Monday, May 11, 2020

MORE CONSTRUCTION INFO ABOUT THE BLOUSE PERFECTED

Hi ladies,

I'm continuing my posts about The Blouse Perfected.  It's such a useful pattern that I thought it was worth the time and effort.  It can be made as a casual shirt like the one I just finished in the linen stripe.  I've also made it in denim as a casual shirt.  However, it's a classic in silk, and I've done that as well.  

I have to confess that I bought a shirt just about like it in a woven silk stripe, and I've made it in silk chiffon.  That one was a challenge!

Anyway, a casual version like the one I made for my summer wardrobe is a great one to start with.  You have a chance to practice the techniques and end up with something wearable, even if it's a bit less than perfect.  Then you can go on to something more challenging.  I'm really looking forward to making a white shirt from this pattern.

COLLAR

So today I'll talk a bit about constructing the collar on this shirt.  The first thing you'll need to do is interface it.  (Do browse the exquisite interfacings on the website.  All lightweight and fusible.)

I have a specific method for applying interfacing, and the instructions are in the patterns.  But it could be helpful to see some photos of how it's done.  

Here's what you need:  a piece of parchment paper (from the grocery; it's what you bake cookies on.)  A press cloth, preferably silk organza so you can see through it.  And your iron, of course.

So put the parchment paper on the ironing board with the fabric Collar piece wrong side up.  My next step is to lay the interfacing on top, glue side down.  (In the instructions, the order is a bit different--either way works fine.)  Finally, lay the pattern piece on top.  

The idea is that you want the fabric collar shape to exactly match the shape of the pattern piece.  It's easy to skew the shape and not realize it, so check it with the pattern piece.  Otherwise, you can be fusing your collar into the wrong shape and it will never look right when you have finished your shirt.  Here's what you want to watch out for:


Can you tell that I've been using this piece of parchment paper for a while!!?  Anyway, this collar might never be right.  Let's look at one that's correct.

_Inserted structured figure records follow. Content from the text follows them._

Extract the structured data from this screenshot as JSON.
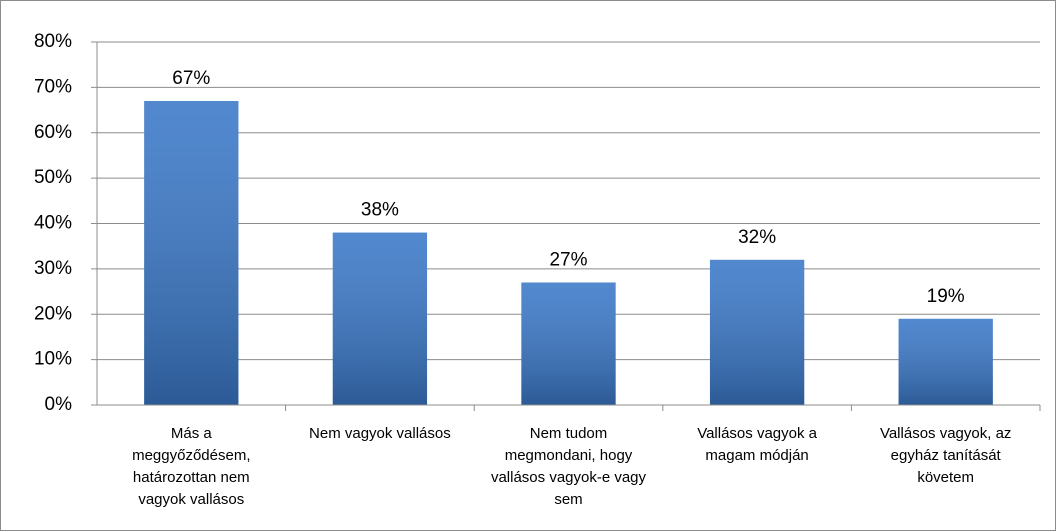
{
  "chart_data": {
    "type": "bar",
    "categories": [
      "Más a meggyőződésem, határozottan nem vagyok vallásos",
      "Nem vagyok vallásos",
      "Nem tudom megmondani, hogy vallásos vagyok-e vagy sem",
      "Vallásos vagyok a magam módján",
      "Vallásos vagyok, az egyház tanítását követem"
    ],
    "values": [
      67,
      38,
      27,
      32,
      19
    ],
    "value_labels": [
      "67%",
      "38%",
      "27%",
      "32%",
      "19%"
    ],
    "color": "#3a78c8",
    "ylim": [
      0,
      80
    ],
    "yticks": [
      {
        "value": 0,
        "label": "0%"
      },
      {
        "value": 10,
        "label": "10%"
      },
      {
        "value": 20,
        "label": "20%"
      },
      {
        "value": 30,
        "label": "30%"
      },
      {
        "value": 40,
        "label": "40%"
      },
      {
        "value": 50,
        "label": "50%"
      },
      {
        "value": 60,
        "label": "60%"
      },
      {
        "value": 70,
        "label": "70%"
      },
      {
        "value": 80,
        "label": "80%"
      }
    ],
    "grid": true
  }
}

OK.  So now you remove the pattern tissue and put your press cloth on top.  (The collar is long--you may have to do one half at a time.)


Put your iron straight down at the center of the collar, shoot a bit of steam, and count for several seconds.  Then lift the iron to another section and repeat.  Don't slide the iron across the collar unless you like wadded up interfacing glued to your collar!!  Ask me how I know!

Follow the instructions to sew the short ends of the collar together, trim, and press.  Progress to pinning the upper edge of the collar, paying attention to the clips.  

Now for the thing I saw Louise do one day.  I got a bruise from slapping my forehead over this one.  I'll show you in pictures.  Put the collar on your machine as normal, but about 1/2" from the folded end.  Put the needle down into the fabric.


Lift the presser foot and turn the collar around.  Shorten your stitch length to 2.0 and stitch to the edge.  Here, I'm about to stitch to the folded edge.


When you've reached the exact edge, turn the whole collar back around and stitch (at 2.5 stitch length) all the way to the other end. In this photo, I've turned and am ready to stitch all the way across the top.  Stitch a mirror image at the other end (turning and stitching back for 1/2" at 2.0).


So one of the things that always bothers me is that little dent I get when I backstitch.  The tension changes when backstitching and pulls the end of the seam too tight.  It's especially troublesome at the corner of a collar because it makes the corner even tighter and harder to turn nicely.  By always stitching forward as illustrated above, the problem is eliminated.  Give it a try.

Again, follow the instructions for the sequence of steps.  You'll grade the seam allowances.  One thing you might not have thought about doing is pressing the seam allowances open.  It's a crucial step.  I explain it by saying that it teaches the fabric where to fold, so when the collar is right side out, it's so much easier to fold that upper edge precisely.


Once all is pressed in accordance with the instructions, you'll need to edgestitch the collar.  (Look back at previous blogs about the set-up.)  The corners will be tricky, but we cover that in the instructions.  Read the steps carefully.  Here's what you'll do at the corner.  Begin at the bottom of the collar, edgestitching one folded end.  When you reach the corner, put the needle down and raise the presser foot.  Grasp the loose end and bring it to the back of the presser foot, laying it underneath against that folded edge.  Now the machine no longer thinks it's going uphill, and you can start stitching with no problem.


This has been a lot of text for a few steps, but I wanted to give the reasoning behind what we've said in the instructions.  I know that some sewers have skipped over these steps, thinking that they were overly fussy.  However, they definitely give a better result.  I would rather do something accurately once than do it quickly and have to unsew it and do it again (sometimes more than once!).  

I should mention that this edgestitching is much easier and better looking if you have the correct needle.  For nearly all fabrics, Louise and I use size 75/11 quilting needles (they're on the website).  We prefer them because they are so sharp.  They penetrate the fabric in a straighter line than needles that are more rounded.